Under the terms of the agreement, bondholders agreed to reduce the principal value (i.e. the total amount owed by Belize) by 45%. Unusually for sovereign distressed restructuring agreements, which typically involve the issuance of new bonds to existing bondholders, the Belize government offered to buy back all its bonds for cash. However, the highly innovative part of the deal was the government committing to ‘durable marine conservation efforts and sustainable marine-based economic activity’. More specifically, as part of this Belize committed to funding a $23 million endowment to support future marine conservation projects.

The not-for-profit US environmental organisation Nature Conservancy (TNC) was a critical facilitator of the restructuring deal. The money for the Belize government’s bond buyback will come from TNC’s ‘Blue Bonds for Ocean Conservation Programme’. This initiative enables private sector capital to refinance the public debt of countries signing up for ocean conservation work.

A ‘win-win’ for Belize, investors and the reef

The innovative debt restructuring has been described as a ‘win-win’. For Belize, the new blue bond arrangement is financially preferable and demonstrably supports the long term security of its reef. For bondholders, they were able to achieve competitive recovery value, while securing some important environmental benefits. The funding condition for the TNC-backed endowment in particular adds a measure of credibility that Belize’s environmental commitments will go well beyond mere words.

A template for the future sovereign debt restructurings?

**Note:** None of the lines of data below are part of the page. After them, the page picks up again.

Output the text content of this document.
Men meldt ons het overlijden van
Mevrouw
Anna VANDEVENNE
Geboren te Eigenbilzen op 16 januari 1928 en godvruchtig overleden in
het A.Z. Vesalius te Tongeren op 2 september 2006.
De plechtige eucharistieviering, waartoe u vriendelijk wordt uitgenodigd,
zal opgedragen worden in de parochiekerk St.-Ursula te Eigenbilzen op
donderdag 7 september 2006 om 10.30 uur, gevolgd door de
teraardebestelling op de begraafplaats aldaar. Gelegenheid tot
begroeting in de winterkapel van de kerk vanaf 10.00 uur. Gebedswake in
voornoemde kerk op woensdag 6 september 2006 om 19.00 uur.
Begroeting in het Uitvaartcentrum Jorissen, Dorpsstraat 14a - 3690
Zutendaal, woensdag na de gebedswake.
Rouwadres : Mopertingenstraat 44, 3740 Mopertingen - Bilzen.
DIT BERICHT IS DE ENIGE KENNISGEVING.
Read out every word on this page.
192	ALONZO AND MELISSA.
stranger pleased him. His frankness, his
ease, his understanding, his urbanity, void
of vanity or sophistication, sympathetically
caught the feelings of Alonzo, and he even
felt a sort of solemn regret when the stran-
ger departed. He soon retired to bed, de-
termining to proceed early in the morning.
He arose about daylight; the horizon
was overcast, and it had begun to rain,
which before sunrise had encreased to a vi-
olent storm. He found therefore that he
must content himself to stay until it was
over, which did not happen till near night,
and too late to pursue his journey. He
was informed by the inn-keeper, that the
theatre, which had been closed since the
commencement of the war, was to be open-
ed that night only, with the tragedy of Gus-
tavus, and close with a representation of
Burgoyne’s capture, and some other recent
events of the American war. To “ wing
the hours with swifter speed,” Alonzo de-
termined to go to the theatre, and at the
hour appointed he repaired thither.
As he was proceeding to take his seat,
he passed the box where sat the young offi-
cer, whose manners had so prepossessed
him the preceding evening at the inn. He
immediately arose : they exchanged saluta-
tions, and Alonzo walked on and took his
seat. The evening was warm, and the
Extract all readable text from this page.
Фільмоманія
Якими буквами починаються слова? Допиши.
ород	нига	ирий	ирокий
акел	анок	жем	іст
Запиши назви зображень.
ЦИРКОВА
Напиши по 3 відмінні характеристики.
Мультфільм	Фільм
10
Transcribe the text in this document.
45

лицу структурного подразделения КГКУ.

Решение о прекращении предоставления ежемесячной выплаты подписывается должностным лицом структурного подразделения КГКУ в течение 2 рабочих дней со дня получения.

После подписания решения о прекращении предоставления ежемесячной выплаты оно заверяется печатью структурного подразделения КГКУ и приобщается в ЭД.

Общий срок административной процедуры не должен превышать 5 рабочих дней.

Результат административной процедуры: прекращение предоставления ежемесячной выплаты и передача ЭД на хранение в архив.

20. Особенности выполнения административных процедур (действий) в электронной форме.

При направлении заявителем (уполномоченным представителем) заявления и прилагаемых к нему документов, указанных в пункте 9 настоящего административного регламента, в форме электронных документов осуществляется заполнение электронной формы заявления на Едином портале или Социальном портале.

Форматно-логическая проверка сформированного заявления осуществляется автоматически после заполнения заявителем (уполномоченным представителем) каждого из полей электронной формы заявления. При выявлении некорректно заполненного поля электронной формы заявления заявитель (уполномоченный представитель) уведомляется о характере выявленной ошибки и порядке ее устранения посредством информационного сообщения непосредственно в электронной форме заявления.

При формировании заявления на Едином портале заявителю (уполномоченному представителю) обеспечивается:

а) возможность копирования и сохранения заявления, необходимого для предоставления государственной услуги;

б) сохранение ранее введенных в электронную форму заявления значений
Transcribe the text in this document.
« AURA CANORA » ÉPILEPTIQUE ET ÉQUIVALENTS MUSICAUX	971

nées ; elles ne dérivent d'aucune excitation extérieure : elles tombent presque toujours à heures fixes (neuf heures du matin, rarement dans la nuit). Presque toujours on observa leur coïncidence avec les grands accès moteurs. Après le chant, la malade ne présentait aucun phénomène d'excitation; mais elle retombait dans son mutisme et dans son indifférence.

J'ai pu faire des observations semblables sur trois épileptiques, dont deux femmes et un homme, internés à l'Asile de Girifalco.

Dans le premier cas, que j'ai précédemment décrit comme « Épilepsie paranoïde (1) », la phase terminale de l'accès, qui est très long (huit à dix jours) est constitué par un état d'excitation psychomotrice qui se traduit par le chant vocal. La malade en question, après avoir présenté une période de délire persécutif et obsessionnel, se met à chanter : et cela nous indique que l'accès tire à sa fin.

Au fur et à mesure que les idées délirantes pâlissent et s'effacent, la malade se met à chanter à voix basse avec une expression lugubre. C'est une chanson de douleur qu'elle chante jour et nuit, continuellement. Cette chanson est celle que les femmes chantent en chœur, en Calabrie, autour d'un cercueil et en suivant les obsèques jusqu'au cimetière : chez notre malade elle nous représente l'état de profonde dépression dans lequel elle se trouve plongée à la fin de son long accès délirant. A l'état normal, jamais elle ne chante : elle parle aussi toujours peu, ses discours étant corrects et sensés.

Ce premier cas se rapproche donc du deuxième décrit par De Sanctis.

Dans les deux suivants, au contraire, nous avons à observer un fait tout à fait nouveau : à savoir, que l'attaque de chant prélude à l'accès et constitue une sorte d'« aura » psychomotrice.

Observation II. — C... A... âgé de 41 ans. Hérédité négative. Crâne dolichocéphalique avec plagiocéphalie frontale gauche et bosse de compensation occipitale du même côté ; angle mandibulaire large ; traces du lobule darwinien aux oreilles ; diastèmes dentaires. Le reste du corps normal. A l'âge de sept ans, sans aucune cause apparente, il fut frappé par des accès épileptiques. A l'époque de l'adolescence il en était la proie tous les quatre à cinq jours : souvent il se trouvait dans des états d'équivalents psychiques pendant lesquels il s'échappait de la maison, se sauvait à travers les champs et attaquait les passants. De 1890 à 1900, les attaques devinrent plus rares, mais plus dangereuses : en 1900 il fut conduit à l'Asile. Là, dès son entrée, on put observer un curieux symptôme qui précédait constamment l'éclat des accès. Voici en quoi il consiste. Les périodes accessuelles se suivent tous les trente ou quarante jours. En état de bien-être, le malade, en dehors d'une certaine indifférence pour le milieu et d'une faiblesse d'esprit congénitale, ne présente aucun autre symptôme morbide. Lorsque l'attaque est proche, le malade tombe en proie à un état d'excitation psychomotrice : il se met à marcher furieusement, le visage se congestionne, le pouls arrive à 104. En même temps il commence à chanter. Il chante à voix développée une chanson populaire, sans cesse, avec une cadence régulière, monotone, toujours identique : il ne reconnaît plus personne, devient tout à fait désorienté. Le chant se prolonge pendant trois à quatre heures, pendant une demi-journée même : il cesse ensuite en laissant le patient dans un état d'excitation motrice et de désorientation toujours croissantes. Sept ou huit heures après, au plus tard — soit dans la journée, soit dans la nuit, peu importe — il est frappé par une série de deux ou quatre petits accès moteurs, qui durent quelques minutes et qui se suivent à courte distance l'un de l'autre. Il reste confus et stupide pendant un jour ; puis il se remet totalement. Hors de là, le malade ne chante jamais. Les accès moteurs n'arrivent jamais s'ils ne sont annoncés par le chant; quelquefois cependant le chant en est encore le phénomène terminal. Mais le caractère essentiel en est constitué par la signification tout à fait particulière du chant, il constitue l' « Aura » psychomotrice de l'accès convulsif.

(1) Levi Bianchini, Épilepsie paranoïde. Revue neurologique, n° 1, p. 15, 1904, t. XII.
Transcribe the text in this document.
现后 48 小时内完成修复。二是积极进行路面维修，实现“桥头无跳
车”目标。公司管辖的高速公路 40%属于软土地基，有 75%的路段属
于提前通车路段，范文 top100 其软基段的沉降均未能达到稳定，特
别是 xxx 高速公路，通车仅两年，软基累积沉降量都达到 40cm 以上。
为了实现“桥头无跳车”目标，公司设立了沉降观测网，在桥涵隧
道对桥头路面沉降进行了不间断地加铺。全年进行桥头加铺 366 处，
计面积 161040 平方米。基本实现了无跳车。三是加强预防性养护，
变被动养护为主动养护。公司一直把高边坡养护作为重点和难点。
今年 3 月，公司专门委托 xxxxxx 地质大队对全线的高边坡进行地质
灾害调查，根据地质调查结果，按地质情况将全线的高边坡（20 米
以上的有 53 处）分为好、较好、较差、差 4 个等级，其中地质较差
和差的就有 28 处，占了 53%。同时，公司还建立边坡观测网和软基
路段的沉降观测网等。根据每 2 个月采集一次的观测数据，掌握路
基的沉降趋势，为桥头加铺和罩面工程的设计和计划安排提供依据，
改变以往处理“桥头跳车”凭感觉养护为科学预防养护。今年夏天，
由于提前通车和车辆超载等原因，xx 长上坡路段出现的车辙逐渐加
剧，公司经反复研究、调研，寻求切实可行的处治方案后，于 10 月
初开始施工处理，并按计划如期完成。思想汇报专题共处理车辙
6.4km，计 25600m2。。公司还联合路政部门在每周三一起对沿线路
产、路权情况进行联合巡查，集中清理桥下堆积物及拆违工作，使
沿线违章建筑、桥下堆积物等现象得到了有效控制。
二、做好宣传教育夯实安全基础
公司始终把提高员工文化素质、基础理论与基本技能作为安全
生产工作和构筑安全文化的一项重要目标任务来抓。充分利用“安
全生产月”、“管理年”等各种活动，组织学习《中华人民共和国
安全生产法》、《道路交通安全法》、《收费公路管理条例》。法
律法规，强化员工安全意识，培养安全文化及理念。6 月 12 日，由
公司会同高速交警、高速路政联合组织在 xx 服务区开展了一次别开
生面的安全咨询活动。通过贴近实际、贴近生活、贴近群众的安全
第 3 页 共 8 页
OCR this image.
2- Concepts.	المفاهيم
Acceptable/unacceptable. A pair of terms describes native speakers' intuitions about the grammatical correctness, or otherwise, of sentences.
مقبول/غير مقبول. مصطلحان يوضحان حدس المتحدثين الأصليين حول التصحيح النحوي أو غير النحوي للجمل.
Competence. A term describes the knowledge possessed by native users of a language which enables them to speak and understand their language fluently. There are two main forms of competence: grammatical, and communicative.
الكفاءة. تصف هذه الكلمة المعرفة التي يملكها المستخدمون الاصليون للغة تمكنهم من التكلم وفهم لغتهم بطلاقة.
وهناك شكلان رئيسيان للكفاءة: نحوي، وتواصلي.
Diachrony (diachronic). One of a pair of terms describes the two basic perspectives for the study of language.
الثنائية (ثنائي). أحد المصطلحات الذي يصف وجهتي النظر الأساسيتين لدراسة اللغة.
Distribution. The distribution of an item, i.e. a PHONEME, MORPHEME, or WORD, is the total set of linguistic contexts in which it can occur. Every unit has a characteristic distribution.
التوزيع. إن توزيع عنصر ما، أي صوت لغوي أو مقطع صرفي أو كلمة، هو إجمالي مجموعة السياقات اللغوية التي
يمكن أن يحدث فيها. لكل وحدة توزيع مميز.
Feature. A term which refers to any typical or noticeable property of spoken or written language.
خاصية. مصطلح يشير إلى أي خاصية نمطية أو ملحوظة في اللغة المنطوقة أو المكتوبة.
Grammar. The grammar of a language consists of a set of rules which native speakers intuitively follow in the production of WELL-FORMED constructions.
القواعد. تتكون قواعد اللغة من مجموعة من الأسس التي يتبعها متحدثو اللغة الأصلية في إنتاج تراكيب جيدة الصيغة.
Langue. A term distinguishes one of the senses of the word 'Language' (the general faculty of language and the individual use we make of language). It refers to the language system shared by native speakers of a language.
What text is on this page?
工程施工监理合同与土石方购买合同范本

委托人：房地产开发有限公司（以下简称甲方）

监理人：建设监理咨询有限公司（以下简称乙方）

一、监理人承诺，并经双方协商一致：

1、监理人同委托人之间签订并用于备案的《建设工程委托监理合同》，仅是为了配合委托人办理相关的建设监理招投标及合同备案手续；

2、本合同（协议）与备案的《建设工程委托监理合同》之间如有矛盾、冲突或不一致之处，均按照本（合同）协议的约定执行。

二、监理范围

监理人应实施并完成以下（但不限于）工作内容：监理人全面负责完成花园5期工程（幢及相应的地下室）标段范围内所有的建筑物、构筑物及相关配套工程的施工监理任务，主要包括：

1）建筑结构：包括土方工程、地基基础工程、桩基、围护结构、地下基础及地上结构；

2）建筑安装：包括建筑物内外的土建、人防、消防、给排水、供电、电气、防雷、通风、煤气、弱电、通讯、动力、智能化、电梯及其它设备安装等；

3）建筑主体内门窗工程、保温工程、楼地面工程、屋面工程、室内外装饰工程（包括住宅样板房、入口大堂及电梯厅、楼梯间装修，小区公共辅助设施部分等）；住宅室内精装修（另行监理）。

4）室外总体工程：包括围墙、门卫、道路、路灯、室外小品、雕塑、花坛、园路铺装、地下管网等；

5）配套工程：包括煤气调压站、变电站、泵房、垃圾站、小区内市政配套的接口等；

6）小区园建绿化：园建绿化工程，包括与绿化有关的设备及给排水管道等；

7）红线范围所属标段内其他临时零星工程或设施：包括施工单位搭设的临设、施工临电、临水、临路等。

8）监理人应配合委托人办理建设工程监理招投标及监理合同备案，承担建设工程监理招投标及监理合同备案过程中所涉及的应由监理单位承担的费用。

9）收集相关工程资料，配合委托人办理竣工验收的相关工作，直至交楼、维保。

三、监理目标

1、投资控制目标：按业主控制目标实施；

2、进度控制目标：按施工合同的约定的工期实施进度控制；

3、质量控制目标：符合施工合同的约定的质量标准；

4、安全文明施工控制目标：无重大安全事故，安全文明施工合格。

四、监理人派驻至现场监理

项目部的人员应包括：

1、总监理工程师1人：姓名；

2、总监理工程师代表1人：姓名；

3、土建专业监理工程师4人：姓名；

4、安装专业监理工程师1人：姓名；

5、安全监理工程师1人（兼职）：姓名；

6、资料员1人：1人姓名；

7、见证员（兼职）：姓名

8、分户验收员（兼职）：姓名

We think the Belize example can serve as a template for future pro-green sovereign debt restructurings. On the one hand, it is sadly quite likely that other less developed countries (LDCs) with significant environmental vulnerabilities will experience economic shocks that severely impact their credit standing. On the other, ESG/responsible investing is arguably one of the most important structural trends in investing. As in the Belize example, serious ESG bond investors will certainly welcome the opportunity to tangibly demonstrate a willingness to look beyond the bottom line and make a positive difference.

...serious ESG bond investors will certainly welcome the opportunity to tangibly demonstrate a willingness to look beyond the bottom line and make a positive difference.

The Belize example can be classed as a type of ‘debt for nature swap’ transaction which could have particular relevance for climatically and environmentally challenged LDCs, such as the Maldives, Costa Rica and Sri Lanka. However, it is also not inconceivable that in time similar innovative sovereign restructurings could potentially be explored for the S and G parts of ESG.

Final thoughts…

Belize’s recent sovereign debt restructuring deal was successful in reducing debt servicing costs. This freed up money for more productive uses and helped the government deal with the ongoing effects of the pandemic. At the same time, the deal included binding provisions that should help preserve Belize’s marine environment. With a growing interest in responsible investing, including among emerging market debt investors, we think the Belize example can help inform similar successful debt restructurings in the future.
  1. IMF, Staff Concluding Statement of the 2020 Article IV Mission, March 2021
  2. More specifically, a ‘Super-Majority Consent Condition’ required consent from bondholders holding at least 75% of the aggregate principal amount of the bonds outstanding.